Conservatives also exhibit a fierce loyalty toward Israel. And so they should. But what do you call plunking down a democratic Jewish state amid a bunch of hostile Arabic autocracies, if not a radical—and highly dangerous—experiment?
Social conservatives are not the only ones who treat novelty as a disqualification when it suits them. Those opposed to lifting Virginia's ban on uranium mining also make the same point, over and over.
Uranium mining would be "a risky experiment," according to the Sierra Club's Mary Rafferty. It would be a "dangerous experiment," says Chris Miller of the Piedmont Environmental Council, adding that "the risks . . . have never been addressed." Mining uranium would be "a very dangerous experiment affecting the health, safety and welfare of millions of people for the profit of a few," insists Bill Speiden of the Orange County Farm Bureau. Trieste Lockwood, who runs the Power and Light program for the Virginia Interfaith Center for Public Policy, calls uranium mining "a risky experiment" and adds: "It hasn't been done before in Virginia."
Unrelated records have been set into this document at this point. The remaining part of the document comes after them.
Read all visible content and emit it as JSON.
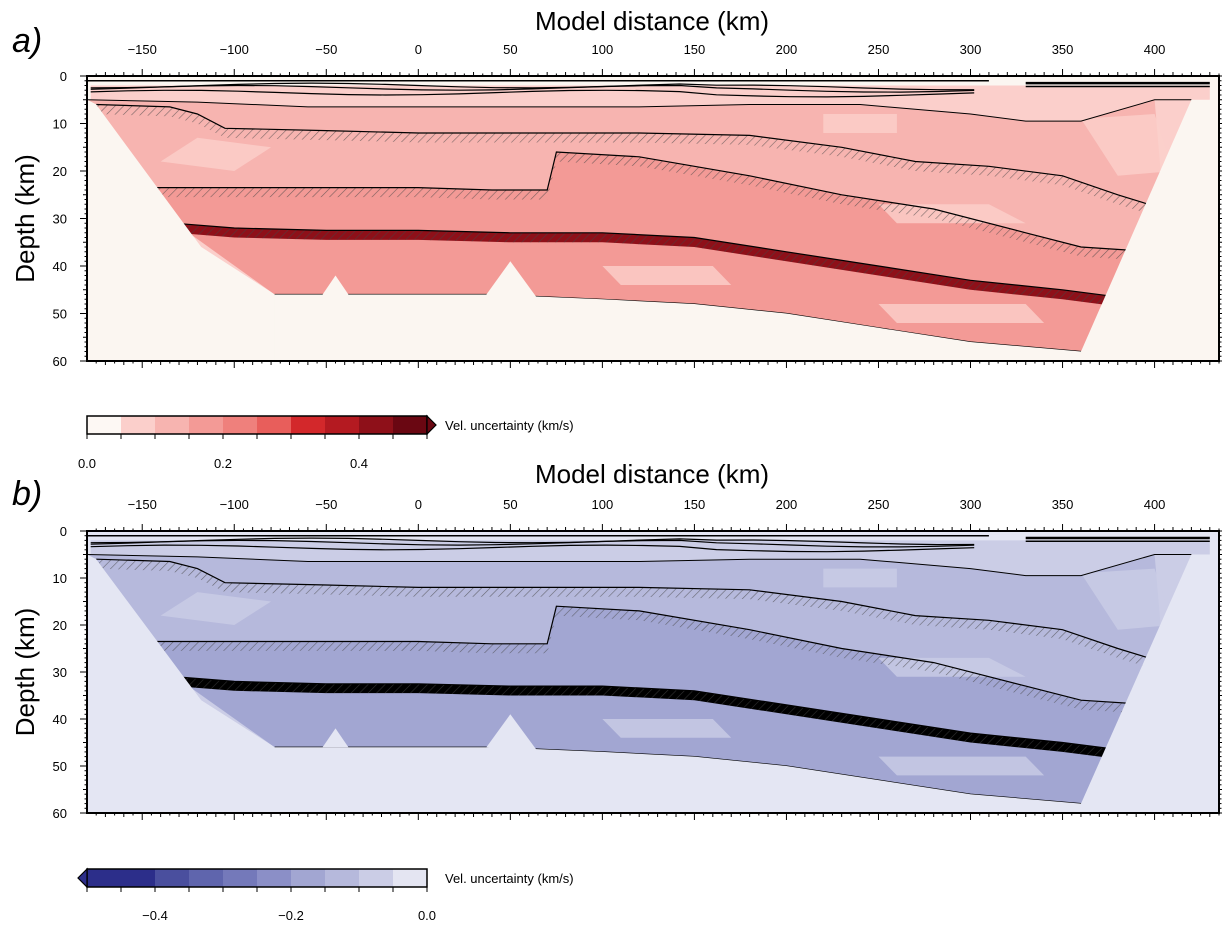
{
  "chart_data": [
    {
      "type": "heatmap",
      "panel_label": "a)",
      "xlabel": "Model distance (km)",
      "ylabel": "Depth (km)",
      "xlim": [
        -180,
        435
      ],
      "ylim": [
        0,
        60
      ],
      "y_inverted": true,
      "x_axis_position": "top",
      "xticks": [
        -150,
        -100,
        -50,
        0,
        50,
        100,
        150,
        200,
        250,
        300,
        350,
        400
      ],
      "yticks": [
        0,
        10,
        20,
        30,
        40,
        50,
        60
      ],
      "tick_labels_x": [
        "−150",
        "−100",
        "−50",
        "0",
        "50",
        "100",
        "150",
        "200",
        "250",
        "300",
        "350",
        "400"
      ],
      "tick_labels_y": [
        "0",
        "10",
        "20",
        "30",
        "40",
        "50",
        "60"
      ],
      "background_color": "#fbf6f1",
      "colorbar": {
        "title": "Vel. uncertainty (km/s)",
        "range": [
          0,
          0.5
        ],
        "levels": [
          0,
          0.05,
          0.1,
          0.15,
          0.2,
          0.25,
          0.3,
          0.35,
          0.4,
          0.45,
          0.5
        ],
        "colors": [
          "#fdf8f4",
          "#fbcfcb",
          "#f7b4b0",
          "#f39a96",
          "#ef807c",
          "#e85e5b",
          "#d3282b",
          "#b41a21",
          "#8e1019",
          "#6a0712"
        ],
        "tick_values": [
          0,
          0.2,
          0.4
        ],
        "tick_labels": [
          "0.0",
          "0.2",
          "0.4"
        ],
        "extend": "max"
      },
      "model_boundary_depth_km": {
        "x": [
          -180,
          -120,
          -60,
          0,
          60,
          120,
          180,
          240,
          300,
          330,
          360,
          400,
          420
        ],
        "y": [
          5,
          5.5,
          6.5,
          6.5,
          6.5,
          6.5,
          6,
          6,
          8,
          9.5,
          9.5,
          5,
          5
        ]
      },
      "interface_depths_km": [
        {
          "x": [
            -175,
            -135,
            -120,
            -105,
            -50,
            0,
            70,
            120,
            180,
            230,
            270,
            310,
            350,
            380,
            405
          ],
          "y": [
            6,
            6.5,
            8,
            11,
            11.5,
            12,
            12,
            12,
            12.5,
            15,
            18,
            19,
            21,
            25,
            28
          ]
        },
        {
          "x": [
            -148,
            -50,
            0,
            40,
            70,
            75,
            120,
            180,
            230,
            280,
            330,
            360,
            400
          ],
          "y": [
            23.5,
            23.5,
            23.5,
            24,
            24,
            16,
            17,
            21,
            25,
            28,
            33,
            36,
            37
          ]
        },
        {
          "x": [
            -132,
            -100,
            -50,
            0,
            50,
            100,
            150,
            200,
            250,
            300,
            350,
            390
          ],
          "y": [
            31,
            32,
            32.5,
            32.5,
            33,
            33,
            34,
            37,
            40,
            43,
            45,
            47
          ]
        },
        {
          "x": [
            -78,
            -10,
            40,
            100,
            150,
            200,
            250,
            300,
            360
          ],
          "y": [
            46,
            46,
            46,
            47,
            48,
            50,
            53,
            56,
            58
          ]
        }
      ]
    },
    {
      "type": "heatmap",
      "panel_label": "b)",
      "xlabel": "Model distance (km)",
      "ylabel": "Depth (km)",
      "xlim": [
        -180,
        435
      ],
      "ylim": [
        0,
        60
      ],
      "y_inverted": true,
      "x_axis_position": "top",
      "xticks": [
        -150,
        -100,
        -50,
        0,
        50,
        100,
        150,
        200,
        250,
        300,
        350,
        400
      ],
      "yticks": [
        0,
        10,
        20,
        30,
        40,
        50,
        60
      ],
      "tick_labels_x": [
        "−150",
        "−100",
        "−50",
        "0",
        "50",
        "100",
        "150",
        "200",
        "250",
        "300",
        "350",
        "400"
      ],
      "tick_labels_y": [
        "0",
        "10",
        "20",
        "30",
        "40",
        "50",
        "60"
      ],
      "background_color": "#e4e6f3",
      "colorbar": {
        "title": "Vel. uncertainty (km/s)",
        "range": [
          -0.5,
          0
        ],
        "levels": [
          -0.5,
          -0.45,
          -0.4,
          -0.35,
          -0.3,
          -0.25,
          -0.2,
          -0.15,
          -0.1,
          -0.05,
          0
        ],
        "colors": [
          "#2c2e8a",
          "#2c2e8a",
          "#4a4f9e",
          "#5f65ad",
          "#7479ba",
          "#8b8fc7",
          "#a2a6d2",
          "#b6b9dc",
          "#cbcde6",
          "#e4e5f2"
        ],
        "tick_values": [
          -0.4,
          -0.2,
          0
        ],
        "tick_labels": [
          "−0.4",
          "−0.2",
          "0.0"
        ],
        "extend": "min"
      },
      "model_boundary_depth_km": {
        "x": [
          -180,
          -120,
          -60,
          0,
          60,
          120,
          180,
          240,
          300,
          330,
          360,
          400,
          420
        ],
        "y": [
          5,
          5.5,
          6.5,
          6.5,
          6.5,
          6.5,
          6,
          6,
          8,
          9.5,
          9.5,
          5,
          5
        ]
      },
      "interface_depths_km": [
        {
          "x": [
            -175,
            -135,
            -120,
            -105,
            -50,
            0,
            70,
            120,
            180,
            230,
            270,
            310,
            350,
            380,
            405
          ],
          "y": [
            6,
            6.5,
            8,
            11,
            11.5,
            12,
            12,
            12,
            12.5,
            15,
            18,
            19,
            21,
            25,
            28
          ]
        },
        {
          "x": [
            -148,
            -50,
            0,
            40,
            70,
            75,
            120,
            180,
            230,
            280,
            330,
            360,
            400
          ],
          "y": [
            23.5,
            23.5,
            23.5,
            24,
            24,
            16,
            17,
            21,
            25,
            28,
            33,
            36,
            37
          ]
        },
        {
          "x": [
            -132,
            -100,
            -50,
            0,
            50,
            100,
            150,
            200,
            250,
            300,
            350,
            390
          ],
          "y": [
            31,
            32,
            32.5,
            32.5,
            33,
            33,
            34,
            37,
            40,
            43,
            45,
            47
          ]
        },
        {
          "x": [
            -78,
            -10,
            40,
            100,
            150,
            200,
            250,
            300,
            360
          ],
          "y": [
            46,
            46,
            46,
            47,
            48,
            50,
            53,
            56,
            58
          ]
        }
      ]
    }
  ]
}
Uranium mining is not the only thing environmentalists denounce as a dangerous experiment. Others include fracking, genetically modified crops, and irradiating food to prevent spoilage. The environmental movement has even institutionalized fear of the new in the doctrine of the Precautionary Principle, which (in one formulation) argues against pursuing course X unless X is demonstrably safe, and (in another) suggests adopting preventive measures to forestall harm even if in the face of scientific uncertainty.
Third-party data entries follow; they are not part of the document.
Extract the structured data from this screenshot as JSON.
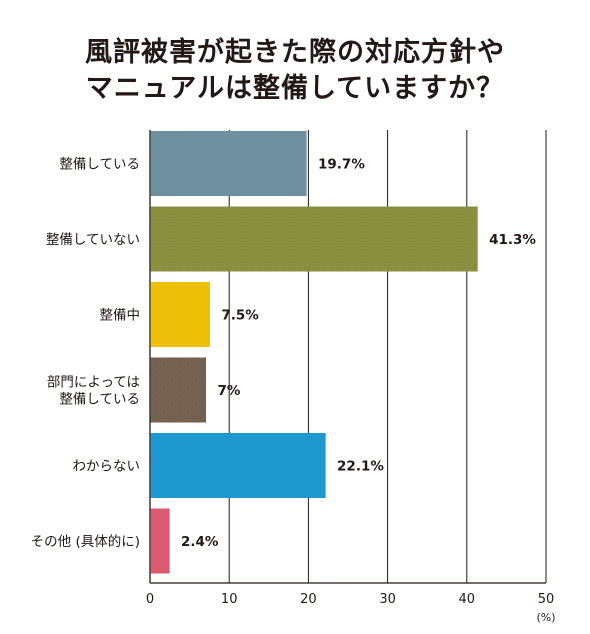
{
  "chart_data": {
    "type": "bar",
    "orientation": "horizontal",
    "title_lines": [
      "風評被害が起きた際の対応方針や",
      "マニュアルは整備していますか？"
    ],
    "categories": [
      [
        "整備している"
      ],
      [
        "整備していない"
      ],
      [
        "整備中"
      ],
      [
        "部門によっては",
        "整備している"
      ],
      [
        "わからない"
      ],
      [
        "その他 (具体的に)"
      ]
    ],
    "values": [
      19.7,
      41.3,
      7.5,
      7,
      22.1,
      2.4
    ],
    "value_labels": [
      "19.7%",
      "41.3%",
      "7.5%",
      "7%",
      "22.1%",
      "2.4%"
    ],
    "colors": [
      "#6e909f",
      "#8c9140",
      "#edc00a",
      "#7a6654",
      "#1f97cf",
      "#da5a6e"
    ],
    "x_ticks": [
      0,
      10,
      20,
      30,
      40,
      50
    ],
    "xlim": [
      0,
      50
    ],
    "x_unit": "(%)",
    "grid": true
  }
}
Recoiling from new technology is not the sole province of the left, however. Some years ago Pope John Paul II denounced cloning as a dangerous experiment. You could argue (and Virginia Postrel does, in The Future and Its Enemies) that for all their differences the left and right often are united against the perceived threat of change.
In his comments on cloning John Paul II noted that technological change is not a priori good. For that matter, neither is social change. But neither is either of them a priori bad. To say that gay marriage is "brand new," or that uranium mining "has never been done before in Virginia," is really just an appeal to fear of the unknown. Precisely the same could have been said of every human innovation, from flint arrowheads to women's suffrage.
If mere novelty were a reason for not doing something new, then nothing new would ever be done. Are the results of an experiment uncertain? Of course. But that is simply the definition of an experiment—not an argument for avoiding one.